Post by s***@casperkitty.comPost by Robert WesselAnd while x86-64 can handle multiple precision code fairly well, a lot
of RISCs and other machines make it rather more tedious. Lack of a
carry flag or double width multiplication are common. Both can
obviously be worked around, but the difference between
(mov/add/mov/adc/mov/adc/mov/adc) to implement a quad add on x86 and
what you have to do on Alpha (without a carry flag) is pretty
substantial.
On systems that lack add-with-carry, it's tough to get a correct carry
out of the second word in both cases where the second word of an input
operand has all bits set and there's a carry out of the first word.

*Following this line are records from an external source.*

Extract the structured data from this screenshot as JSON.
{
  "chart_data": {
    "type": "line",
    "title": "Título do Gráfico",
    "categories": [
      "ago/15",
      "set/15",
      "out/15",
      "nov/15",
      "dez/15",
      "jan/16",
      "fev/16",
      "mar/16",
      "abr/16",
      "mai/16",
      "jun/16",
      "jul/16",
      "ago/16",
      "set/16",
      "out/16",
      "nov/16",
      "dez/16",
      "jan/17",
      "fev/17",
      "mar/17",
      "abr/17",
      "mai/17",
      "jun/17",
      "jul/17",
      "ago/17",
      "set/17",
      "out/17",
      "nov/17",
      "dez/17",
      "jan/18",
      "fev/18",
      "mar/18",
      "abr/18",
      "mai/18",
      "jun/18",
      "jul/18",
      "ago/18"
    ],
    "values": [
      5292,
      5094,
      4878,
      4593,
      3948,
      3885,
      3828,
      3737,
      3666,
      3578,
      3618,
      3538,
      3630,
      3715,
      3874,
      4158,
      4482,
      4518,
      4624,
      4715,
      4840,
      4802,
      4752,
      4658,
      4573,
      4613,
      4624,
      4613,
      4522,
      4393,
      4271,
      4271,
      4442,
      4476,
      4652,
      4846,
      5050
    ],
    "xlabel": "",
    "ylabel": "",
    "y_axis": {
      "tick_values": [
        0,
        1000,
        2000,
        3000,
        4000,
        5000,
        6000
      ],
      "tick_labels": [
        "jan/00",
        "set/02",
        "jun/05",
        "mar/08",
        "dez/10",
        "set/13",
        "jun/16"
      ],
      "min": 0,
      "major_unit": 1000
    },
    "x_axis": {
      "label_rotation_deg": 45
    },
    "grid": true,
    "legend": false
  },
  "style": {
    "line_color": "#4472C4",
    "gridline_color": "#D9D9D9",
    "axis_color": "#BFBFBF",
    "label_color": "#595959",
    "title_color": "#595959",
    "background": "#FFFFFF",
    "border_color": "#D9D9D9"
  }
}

Clumsy and with excessive overhead, but not actually tough. On Alpha,
for example, you'd do something like:
;$1=carry in/out
;$2=A (in)
;$3=B (in)
;$4=sum (out)
;$5=work
addq $2,$3,$4
cmplt $4,$3,$5
addq $1,$4,$4
cmplt $4,$1,$1
bis $1,$5,$5
On S/360 it was really painful, since the only way you could really do
this was to do a conditional branch after each add:
;R1=carry in/out
;R2=A (in)
;R3=B (in)
;R4=sum (out)
;R5=work
;R6=1 (constant)
XR R5,R5 ;zero R5
LR R4,R2
ALR R4,R3
BC 6, NC1 ;branch no carry
LR R5,R6
NC1:
ALR R4,R1
BC 6, NC2 ;branch no carry
OR R5,R6
NC2:
LR R1,R5
Not actually difficult, just really painful.
The alternative of retrieving the condition code value and processing
that was even worse, because the only way to do that was to issue a
subroutine call instruction (which returned in in the high byte of the
return address register (that would have looked like the following IPM
based sample, but with the IPMs replaced with a subroutine call to the
following instruction - IOW "BALR Rx,0").

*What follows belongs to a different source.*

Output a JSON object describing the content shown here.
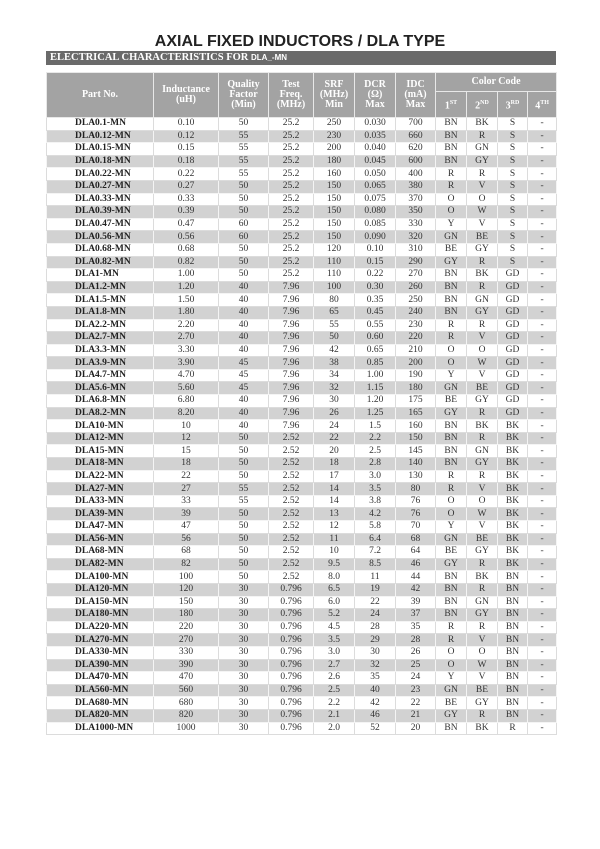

Somewhere at or just before the start of the 31-bit (XA) era a
specific instruction to do that was added (insert program mask). At
least theoretically you could do a shift and mask on that, and end up
with something like:
;R1=carry in/out
;R2=A (in)
;R3=B (in)
;R4=sum (out)
;R5=work
;R6=1 (constant)
LR R4,R2
AR R4,R3
IPM R5 ;it's either bit 2 or 3 that ends up indicating carry
SRL R5,28 ;a shift count of 28 is correct for bit 3
AR R4,R1
IPM R1
SRL R1,28
OR R1,R5
NR R1,R6
That's still ugly as sin, but at least it avoids *two* conditional
branches.
It was always tempting to do this with halfword sized limbs instead.
On S/370 and later, 24-bit limbs were plausible too.

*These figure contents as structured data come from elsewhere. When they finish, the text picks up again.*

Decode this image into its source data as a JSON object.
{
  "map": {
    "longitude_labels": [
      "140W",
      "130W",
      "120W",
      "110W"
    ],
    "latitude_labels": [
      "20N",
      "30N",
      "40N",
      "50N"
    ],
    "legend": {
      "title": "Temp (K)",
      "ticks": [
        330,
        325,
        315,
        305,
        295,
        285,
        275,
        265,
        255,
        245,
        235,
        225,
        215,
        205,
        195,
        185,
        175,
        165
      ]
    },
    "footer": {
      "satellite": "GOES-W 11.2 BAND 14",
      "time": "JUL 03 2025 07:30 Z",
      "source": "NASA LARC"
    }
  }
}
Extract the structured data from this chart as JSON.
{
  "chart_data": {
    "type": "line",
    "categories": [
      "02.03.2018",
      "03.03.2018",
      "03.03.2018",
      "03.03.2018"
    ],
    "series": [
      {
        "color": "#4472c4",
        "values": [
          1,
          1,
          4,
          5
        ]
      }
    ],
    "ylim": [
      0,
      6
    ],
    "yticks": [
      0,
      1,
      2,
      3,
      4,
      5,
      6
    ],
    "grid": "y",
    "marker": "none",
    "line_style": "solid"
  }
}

Now, of course, you can do it in a single instruction.
Post by s***@casperkitty.comFor applications which need to yield an arithmetically correct result
if no overflow occurred, or report that an overflow occurred if the
result would not be arithmetically correct, but which are not required
to report overflows that don't end up affecting the results, it may be
helpful to have a type which could, at the compiler's leisure, either
keep some precision beyond a normal type or truncate such precision and
set an error flag if doing so would change the value. If a compiler
int x=(y+z)/2;
having a compiler do an add followed by a rotate right through carry may
be cheaper than checking whether the addition overflowed and trapping if
so.
Assuming there *is* a rotate through carry.
Post by s***@casperkitty.comLikewise, when adding a bunch of numbers it may be easier to do an
extended-precision add and then check whether the result is in range of
the target type, than to check for overflow after every step. Some
platforms are good at overflow checking and bad at multi-precision math,
while others handle multi-precision math well but aren't as good at
overflow checking. Letting a compiler pick which approach would be better
in any given situation would allow the required semantics to be achieved
more quickly than if the programmer had to force it.
In many respects Cobol did that approximately right. You could
generally ask for over (really out-of-range) checking on any
computation, and it was up to the compiler to figure out how to do it:
compute x = (y+z)/2
on size error
...error handling code...
As a general concept, it would trigger the on size error clause when
the result would not fit in the destination. And in general the
assumption was that the result *would* be computed correctly (subject
to the as-if rule, of course). So if you defined X as a two (decimal)
digit field, and y and z as 18 digits, you'd expect the result to be
equivalent to computing a 19 digit sum, dividing that by two, and then
checking if that results fits in two digits.
You could omit the on size error clause, and then you'd usually get
some sort of odd truncation, often depending on the formats of the
types being used (for example if x and the intermediate result were
binary, you might just end up with the low 16 bits of the results in
x, despite that being rather out of range).. Note that the original
Cobol spec allowed only decimal truncation, except that was ignored by
basically everyone as the overhead was too high - newer versions
explicitly allow other truncations modes.